Sir Freddie, who was 83, died in Miami. For the past several years he had been living in the Caribbean, operating a local airline service from Freeport, in the Bahamas, and also dabbling in the internet, running a service provider called Laker Information Services out of southern Florida.

No further information was immediately available about this death, although his family said it was preparing a statement with more details.

The embodiment of British pluck - whether winning or losing - Sir Freddie won the admiration of Margaret Thatcher for his fearless championing of fully open markets. Sir Richard Branson, whose Virgin Airways owed more than a little to the Laker example, named one of his planes The Spirit of Sir Freddie in his honour. He was also one of a generation of British capitalists - Sir Clive Sinclair and Alan Sugar were two others - who had a clear view of the technological future and only failed to make a bigger mark on it through bad luck and the exposure that comes of being one fish in a very large, piranha-infested pond.

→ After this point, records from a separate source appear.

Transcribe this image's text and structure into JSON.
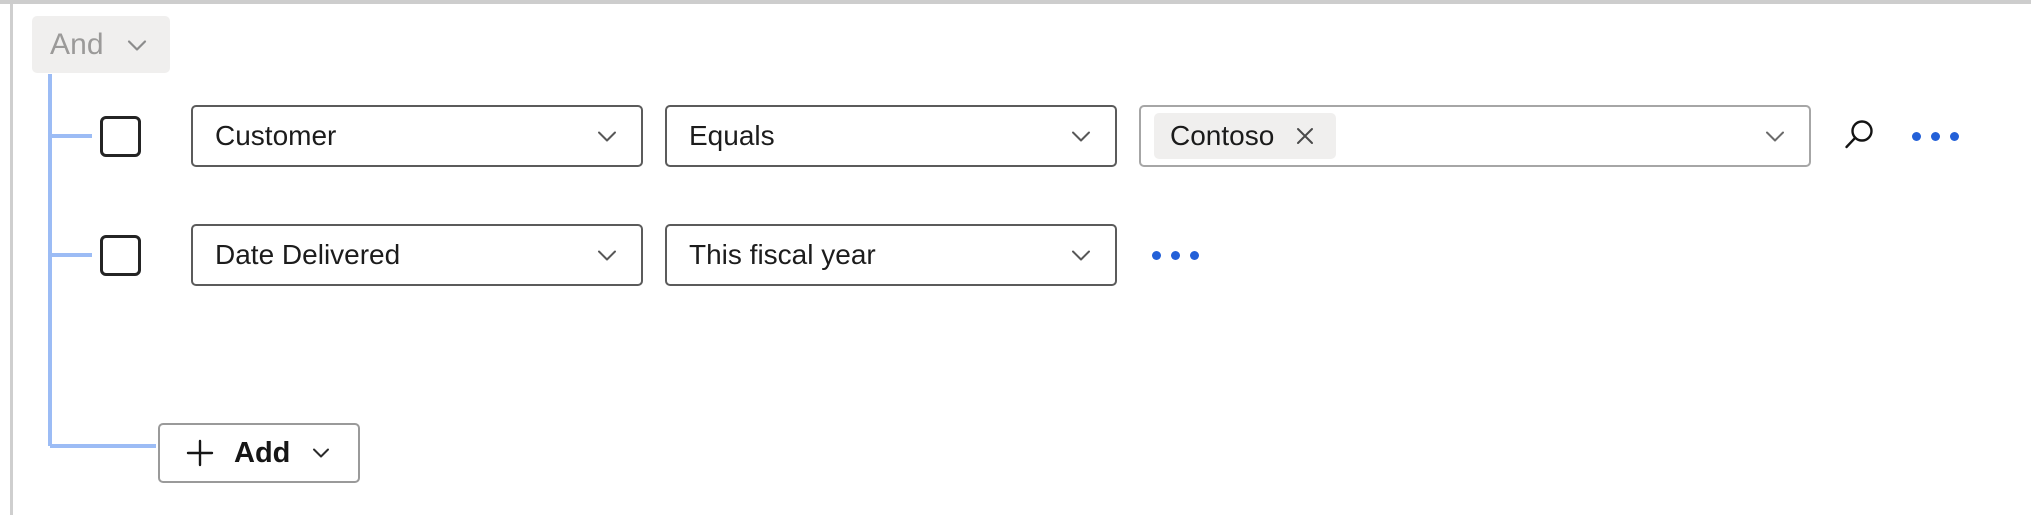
{
  "panel": {
    "name": "advanced-filter-builder"
  },
  "group": {
    "operator_label": "And",
    "chevron_icon": "chevron-down-icon"
  },
  "colors": {
    "connector_line": "#9cbcf5",
    "accent_blue": "#2360d8",
    "pill_background": "#f0efee",
    "field_border": "#5b5b5b",
    "value_field_border": "#a6a6a6",
    "disabled_text": "#9b9a99",
    "text": "#1c1c1c",
    "panel_rule": "#cdcdcd"
  },
  "conditions": [
    {
      "checkbox_checked": false,
      "property": "Customer",
      "operator": "Equals",
      "value_tags": [
        {
          "text": "Contoso",
          "remove_icon": "close-icon"
        }
      ],
      "has_search_button": true,
      "search_icon": "search-icon",
      "overflow_icon": "more-horizontal-icon"
    },
    {
      "checkbox_checked": false,
      "property": "Date Delivered",
      "operator": "This fiscal year",
      "value_tags": [],
      "has_search_button": false,
      "overflow_icon": "more-horizontal-icon"
    }
  ],
  "add": {
    "label": "Add",
    "plus_icon": "plus-icon",
    "chevron_icon": "chevron-down-icon"
  }
}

Sir Freddie founded Laker Airways in the mid-1960s, but it took him 11 years of legal battles and intense government lobbying to bring his transatlantic Skytrain service into being. For £59 one way, or just over double that return, his passengers could fly from Gatwick to New York.

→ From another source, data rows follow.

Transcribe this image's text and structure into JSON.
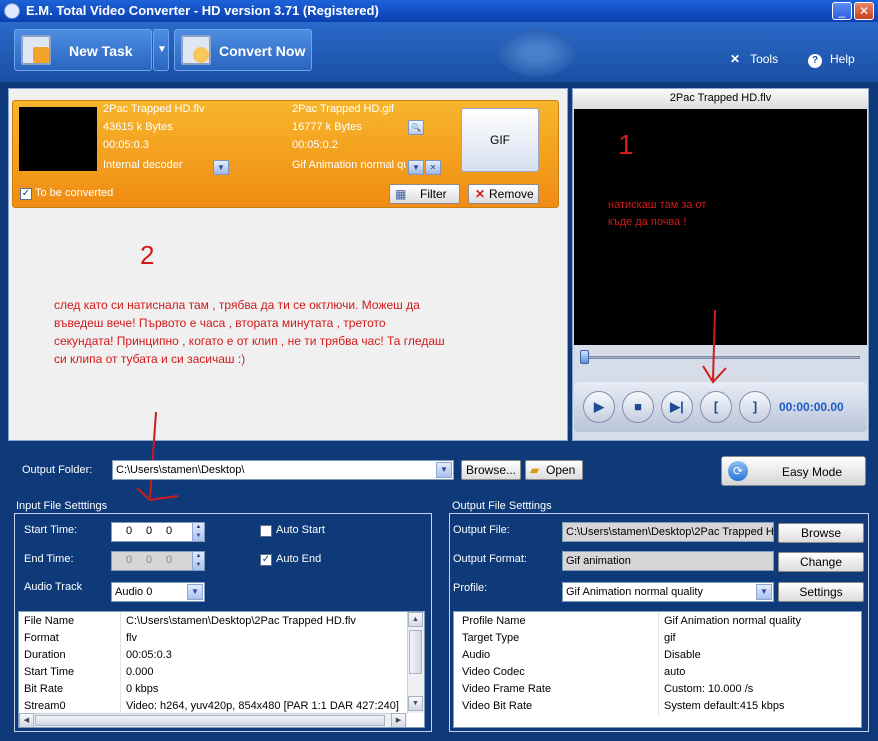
{
  "window": {
    "title": "E.M. Total Video Converter -  HD version 3.71 (Registered)"
  },
  "toolbar": {
    "new_task": "New Task",
    "convert_now": "Convert Now",
    "tools": "Tools",
    "help": "Help"
  },
  "task": {
    "src_name": "2Pac Trapped HD.flv",
    "src_size": "43615 k Bytes",
    "src_duration": "00:05:0.3",
    "decoder": "Internal decoder",
    "dst_name": "2Pac Trapped HD.gif",
    "dst_size": "16777 k Bytes",
    "dst_duration": "00:05:0.2",
    "dst_profile": "Gif Animation normal qua",
    "format_button": "GIF",
    "to_be_converted": "To be converted",
    "filter": "Filter",
    "remove": "Remove"
  },
  "preview": {
    "title": "2Pac Trapped HD.flv",
    "time": "00:00:00.00",
    "mark_in": "[",
    "mark_out": "]"
  },
  "annotations": {
    "one": "1",
    "one_text_line1": "натискаш там за от",
    "one_text_line2": "къде да почва !",
    "two": "2",
    "two_line1": "след като си натиснала там , трябва да ти се октлючи. Можеш да",
    "two_line2": "въведеш вече!  Първото е часа , втората минутата , третото",
    "two_line3": "секундата! Принципно , когато е от клип , не ти трябва час! Та гледаш",
    "two_line4": "си клипа от тубата и си засичаш :)"
  },
  "output_folder": {
    "label": "Output Folder:",
    "value": "C:\\Users\\stamen\\Desktop\\",
    "browse": "Browse...",
    "open": "Open",
    "easy_mode": "Easy Mode"
  },
  "input_settings": {
    "title": "Input File Setttings",
    "start_time_label": "Start Time:",
    "start_time": [
      "0",
      "0",
      "0"
    ],
    "end_time_label": "End Time:",
    "end_time": [
      "0",
      "0",
      "0"
    ],
    "auto_start": "Auto Start",
    "auto_end": "Auto End",
    "audio_track_label": "Audio Track",
    "audio_track": "Audio 0",
    "info": [
      {
        "k": "File Name",
        "v": "C:\\Users\\stamen\\Desktop\\2Pac Trapped HD.flv"
      },
      {
        "k": "Format",
        "v": "flv"
      },
      {
        "k": "Duration",
        "v": "00:05:0.3"
      },
      {
        "k": "Start Time",
        "v": "0.000"
      },
      {
        "k": "Bit Rate",
        "v": "0 kbps"
      },
      {
        "k": "Stream0",
        "v": "Video: h264, yuv420p, 854x480 [PAR 1:1 DAR 427:240]"
      }
    ]
  },
  "output_settings": {
    "title": "Output File Setttings",
    "output_file_label": "Output File:",
    "output_file": "C:\\Users\\stamen\\Desktop\\2Pac Trapped H",
    "browse": "Browse",
    "output_format_label": "Output Format:",
    "output_format": "Gif animation",
    "change": "Change",
    "profile_label": "Profile:",
    "profile": "Gif Animation normal quality",
    "settings": "Settings",
    "info": [
      {
        "k": "Profile Name",
        "v": "Gif Animation normal quality"
      },
      {
        "k": "Target Type",
        "v": "gif"
      },
      {
        "k": "Audio",
        "v": "Disable"
      },
      {
        "k": "Video Codec",
        "v": "auto"
      },
      {
        "k": "Video Frame Rate",
        "v": "Custom: 10.000 /s"
      },
      {
        "k": "Video Bit Rate",
        "v": "System default:415 kbps"
      }
    ]
  },
  "colors": {
    "background": "#0e3a7a",
    "task_card": "#f4a020",
    "annotation_red": "#d11a1a",
    "time_blue": "#1a5bc8"
  }
}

The service was, in Sir Freddie's words, "no frills" - although in these days of uncatered continental flights in the US and ever tighter seating there were still plenty of frills by contemporary standards. Most significantly, his service triggered a revolution by undercutting the prices on the big airlines by two-thirds.

Almost three million people rode the Skytrain between 1977, when it started, and 1982, when the receivers pulled the plug on Laker Airways, leaving passengers stranded halfway around the world. At the time his $260m in debts were called in, Sir Freddie was getting ready to take on the European Union arguing that failure to deregulate the European airways was a violation of the EU's rules on free-market competition.

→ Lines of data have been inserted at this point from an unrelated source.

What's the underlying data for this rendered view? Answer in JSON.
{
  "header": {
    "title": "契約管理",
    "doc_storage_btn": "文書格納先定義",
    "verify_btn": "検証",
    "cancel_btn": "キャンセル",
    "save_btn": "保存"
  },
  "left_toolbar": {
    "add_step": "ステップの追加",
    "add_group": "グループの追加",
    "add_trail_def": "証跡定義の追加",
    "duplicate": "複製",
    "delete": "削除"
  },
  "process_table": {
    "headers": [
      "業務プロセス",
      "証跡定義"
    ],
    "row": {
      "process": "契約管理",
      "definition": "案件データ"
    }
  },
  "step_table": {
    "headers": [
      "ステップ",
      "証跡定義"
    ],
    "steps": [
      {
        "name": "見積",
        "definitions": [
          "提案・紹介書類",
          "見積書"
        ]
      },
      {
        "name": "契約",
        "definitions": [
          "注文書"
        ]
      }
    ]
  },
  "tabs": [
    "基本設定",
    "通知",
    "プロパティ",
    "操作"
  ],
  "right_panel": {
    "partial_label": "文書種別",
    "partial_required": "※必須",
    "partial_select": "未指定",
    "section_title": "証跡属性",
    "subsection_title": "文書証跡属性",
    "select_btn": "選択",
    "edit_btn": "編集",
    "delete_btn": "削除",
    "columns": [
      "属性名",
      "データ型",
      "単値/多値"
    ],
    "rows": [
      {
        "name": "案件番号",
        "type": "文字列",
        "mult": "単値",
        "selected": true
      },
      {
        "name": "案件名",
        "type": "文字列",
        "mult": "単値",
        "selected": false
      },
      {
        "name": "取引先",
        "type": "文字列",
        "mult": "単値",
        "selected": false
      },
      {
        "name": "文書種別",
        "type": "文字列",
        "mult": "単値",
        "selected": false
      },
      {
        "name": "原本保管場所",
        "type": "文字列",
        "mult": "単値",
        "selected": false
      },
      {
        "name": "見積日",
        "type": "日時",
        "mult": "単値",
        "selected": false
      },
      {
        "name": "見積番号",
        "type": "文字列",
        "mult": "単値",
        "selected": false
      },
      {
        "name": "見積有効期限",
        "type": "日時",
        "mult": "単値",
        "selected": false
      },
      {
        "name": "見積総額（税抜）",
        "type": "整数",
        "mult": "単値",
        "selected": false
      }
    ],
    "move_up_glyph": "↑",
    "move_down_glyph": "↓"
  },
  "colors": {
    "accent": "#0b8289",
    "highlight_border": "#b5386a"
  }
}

He saw his business failure as the result of the same big-airline chicanery that had dogged him all along. They weathered tremendous losses to compete with his prices and steal away his passengers at a time when he was expanding aggressively. There were other reasons, too, for his bankruptcy - the sharp recession that kicked in on both sides of the Atlantic in 1981, and the poor publicity about the safety record of his signature aircraft, the DC-10.

Sir Freddie was, as it happened, an ardent early champion of the Airbus and was in the process of changing out his fleet when disaster struck.

Valiant efforts to revive the airline - including a £1m fund-raising operation orchestrated by his customers and a benefit concert by the Police, who had flown on his planes on their US tours - were unsuccessful, and Sir Freddie headed for semi-retirement in the Caribbean. (His local operation there, also called Laker Airways, folded last year.)

His achievement in breaking up the stranglehold the big airlines held over the market nevertheless endured.

Sir Richard Branson was only one entrepreneur who followed successfully in his footsteps. Companies like EasyJet and Ryan Air owe their existence to the breakthroughs he had achieved. Asked about his experience on the 25th anniversary of the first Skytrain flight a few years ago, Sir Freddie told the BBC he did not think his dream had been entirely fulfilled by his successors. "I think it's great they are still doing it and have produced low-fare operators," he said, "but if you think about this low fare operation in Europe and even the US, it's still on short-haul journeys. There's no one with a dedicated low fares operation across the Atlantic."